A boy drinks water from a pond in Bule Duba village in the outskirts of Moyale, near the edge of Oroma and Somali regions of Ethiopia, June 12, 2009. Prolonged drought, lack of water and limited pasture have led to conflict between the Somali and Borena ethnic groups in southern Ethiopia which left hundreds of people dead in February this year. The International Federation of Red Cross and Red Crescent Societies (IFRC) says it needs some 100 million Swiss francs to prevent conflict, famine and epidemics as well as restore the livelihoods of 2.5 million people in the Horn of Africa.
It’s early morning, the house is quiet and I’ve just been doing my usual, i.e. checking emals, Fickr photos, website stats and the news – local, national and international. Last night’s on-line local paper relayed coverage of a Court case where a group of drunken youths had thrown a bottle of urine at a 22-year-old man and his group of female friends. When the man told them they should be doing homework they attacked him like a pack of animals (the Magistrate’s description) beating him to the ground and repeatedly kicking him. I think it’s probably sheer luck, by the sounds of it, that they didn’t kill him. The punishment meted out was a custodial sentence for one, the rest have to complete community service. None can be named because of their age. The Magistrate also commented that this group had terrorised our community, making people nervous about walking in town in the evenings.
This could be any newspaper in any part of the country – the story will sound the same over and over again, but maybe this article grabbed my attention because it rang a little bell with me. About 10 years ago mi amore and I were crossing some open public gardens on our way to dinner one evening when a group of youths threw a bottle of something at us. M A shouted at them and started to chase them but they ran off, scattering in all directions. Just as well, I’m now thinking. What if they’d stood their ground? What if they’d attacked?
When I was growing up they still used ‘the birch’ to publicly flail youths who had committed similarly serious crimes. It had the desired deterrent effect and made everyone aware in this small community of exactly who the troublemakers were. Coincidentally, walking in town in the evenings was also something that everyone could do happily and without fear.
I’m not saying that I want to bring back the birch but it should be abundantly clear that there is now no deterrent at all to acting in anti-social and violent ways and that legislation will allow anyone under 18 to also hide under the cloak of anonymity. (This is almost a separate issue, I know, but I think it’s bonkers that we will send people to war to die for their country at 16 but we won’t name someone in a case like this until they’re beyond 18). What we do now to punish the bad in society clearly isn’t working. Why can’t we see that?

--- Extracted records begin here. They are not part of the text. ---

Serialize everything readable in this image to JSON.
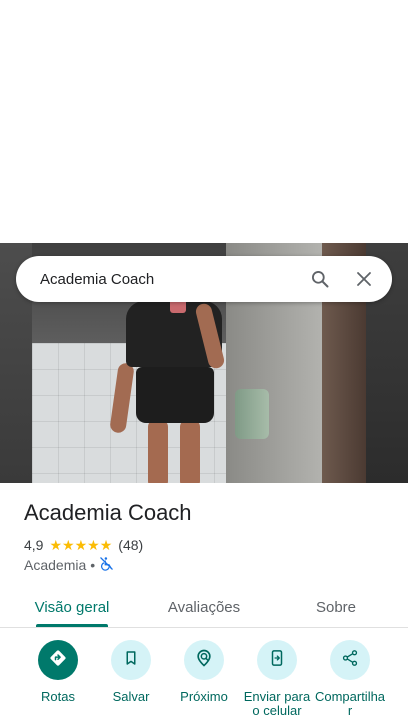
{
  "search": {
    "query": "Academia Coach"
  },
  "place": {
    "name": "Academia Coach",
    "rating": "4,9",
    "stars": 5,
    "review_count": "(48)",
    "category": "Academia",
    "separator": "•"
  },
  "tabs": [
    {
      "label": "Visão geral",
      "active": true
    },
    {
      "label": "Avaliações",
      "active": false
    },
    {
      "label": "Sobre",
      "active": false
    }
  ],
  "actions": [
    {
      "label": "Rotas",
      "icon": "directions-icon"
    },
    {
      "label": "Salvar",
      "icon": "bookmark-icon"
    },
    {
      "label": "Próximo",
      "icon": "nearby-icon"
    },
    {
      "label": "Enviar para o celular",
      "icon": "send-to-phone-icon"
    },
    {
      "label": "Compartilhar",
      "icon": "share-icon"
    }
  ],
  "colors": {
    "accent": "#00796b",
    "action_bg": "#d5f3f7",
    "star": "#fbbc04",
    "wheelchair_icon": "#1a73e8"
  }
}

This video is apparently causing a sensation in France at the moment. Carla Bruni was conducting an interview with journalists from women’s magazine ‘Femme Actuelle’ when the French President accidentally wandered in. Whether this chance meeting was staged or not, and whether you speak French or not, the body language and glances show the true story – a couple very much in love. Quite charming and a very welcome change from everything else that is going on in politics elsewhere at the moment.